In the traditional model of real-world evidence (RWE) generation, sponsors relied almost automatically on contract research organizations (CROs) to manage observational studies end to end. That model made sense when data were fragmented, technology limited, and sponsors lacked internal capacity. Today, the landscape is very different. Data networks are richer, analytical platforms are significantly more advanced, and many sponsors have grown their own RWE teams. Naturally, the question emerges: Do you still need a CRO to run your RWE study?
Over the last decade, several data vendors and technology platforms have evolved beyond simple data provision. They now support feasibility assessments, study simulation, protocol drafting, cohort building, analytics, and even regulatory-grade documentation. Platforms such as Palantir, Medidata, BC Platforms, and TriNetX (including disease-specific networks) can work directly with sponsors, giving them real-time visibility into cohort sizes, data quality, and study progress. In parallel, governance processes have become more standardised, and many studies using secondary data no longer require traditional site initiation or field-based operations.
This shift has real implications. Data vendors, as custodians of their datasets, typically understand data structure, limitations, and quality nuances more deeply than a global CRO interpreting the same dataset second-hand. Removing unnecessary layers of communication and oversight can reduce costs and accelerate timelines. As a result, sponsors increasingly handle many activities in-house, supported by targeted external expertise. A specialised consultant can help with data-source assessment, protocol development, ethics submissions or governance pathways, and overall study steering, without the overhead of outsourcing to a full global CRO.
Where Global CROs Still Add Value
Global CROs still matter, but their value is now conditional rather than universal. They remain useful for:
- Hybrid or prospective designs involving physician engagement, site initiations, patient-reported outcomes, or chart abstraction.
- Sponsors lacking internal operational expertise, where full project management infrastructure is still required.

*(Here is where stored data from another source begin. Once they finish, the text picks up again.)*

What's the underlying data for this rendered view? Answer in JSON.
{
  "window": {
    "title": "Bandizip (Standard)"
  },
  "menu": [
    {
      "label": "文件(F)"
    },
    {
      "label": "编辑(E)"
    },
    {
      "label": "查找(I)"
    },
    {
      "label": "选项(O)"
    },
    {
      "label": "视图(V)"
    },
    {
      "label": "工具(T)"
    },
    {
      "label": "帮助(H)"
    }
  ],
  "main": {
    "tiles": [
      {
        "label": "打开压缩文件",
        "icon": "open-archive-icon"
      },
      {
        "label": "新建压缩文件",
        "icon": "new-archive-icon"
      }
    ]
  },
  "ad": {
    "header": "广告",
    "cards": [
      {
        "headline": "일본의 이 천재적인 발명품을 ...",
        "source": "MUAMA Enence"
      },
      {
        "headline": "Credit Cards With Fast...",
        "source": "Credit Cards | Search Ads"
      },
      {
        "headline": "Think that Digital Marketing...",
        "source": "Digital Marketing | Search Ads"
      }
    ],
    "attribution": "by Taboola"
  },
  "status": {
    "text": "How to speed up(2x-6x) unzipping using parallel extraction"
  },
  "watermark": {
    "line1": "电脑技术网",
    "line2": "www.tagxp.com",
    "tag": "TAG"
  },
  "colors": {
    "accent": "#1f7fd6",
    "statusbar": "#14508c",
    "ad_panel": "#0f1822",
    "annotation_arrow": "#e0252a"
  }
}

- Studies approaching the complexity of clinical trials, where GCP-aligned systems, PV infrastructure, and quality frameworks are necessary.
Their strength lies in scale, regulatory familiarity, and operational discipline across markets. But for pure secondary-data studies, these strengths are not always needed, and can even slow things down.
Why Small, Specialized CROs and Consultants Remain High-Value
The move away from large CROs does not mean abandoning CRO expertise altogether. Many smaller, niche CROs (particularly those deeply familiar with local data environments or therapeutic domains) offer precisely what large CROs often lack: contextual expertise.
- Small local CROs often have hands-on knowledge of regional data governance, ethics processes, and registry-specific nuances (for example, understanding the structure of disease registries in the Nordics or navigating local ethics submission paths).
- Therapeutic-area-focused CROs, such as those specialized in vaccine RWD, can provide critical methodological expertise (e.g., understanding seasonality, immunization registries, dosing intervals, cold-chain documentation, or safety-signal expectations). In domains like vaccines, this depth of experience can be more valuable than generalist operational scale.
These smaller partners are often more cost-effective, more agile, and more directly involved in the scientific content, and they integrate well with data-platform models.
Data Vendors and Tech Platforms: What They Must Build
As sponsors turn to platforms and data vendors for execution, these organizations must continue to strengthen their operational layers. It is no longer enough to provide data access. They need:
- Dedicated RWE operations teams who understand regulatory expectations and study governance.
- Working processes for protocol development, ethics submission coordination, and communication with oversight bodies.
- Validated and audit-ready pipelines for feasibility, extraction, and analytics.
- Clear risk-management, quality, and transparency frameworks.
- Seamless interoperability with sponsor systems and external analytical environments.
When these components are in place, data platforms do more than replace CROs, they redefine how RWE is executed.
Choosing the Right Model: A Sponsor Framework
Selecting the right partner model requires an honest assessment of study complexity and internal capability:
- Secondary-data studies with limited regulatory burden often benefit from a lean model: tech platform + strategic consulting/local CRO + targeted operational support.
- Studies with multi-layered governance or prospective components may still require CRO involvement.
- Sponsors with strong internal RWE teams can take on far more than they could a decade ago, provided partners offer operational maturity and transparent delivery models.
Hybrid models are becoming the norm: sponsors retain strategic ownership, while external experts fill specific operational or methodological gaps.
Looking Ahead
The RWE setting is shifting toward agility and precision rather than size and legacy infrastructure. Large global CROs are no longer the default option for non-interventional studies, and sponsors now have alternatives that can deliver higher quality, faster timelines, and improved cost efficiency. At the same time, specialized small CROs and consultants continue to offer irreplaceable domain expertise and pragmatism.
As platforms mature and data ecosystems evolve, the most successful RWE strategies will be those that challenge old outsourcing habits and select partners based on fit-for-purpose value, not on historical convention.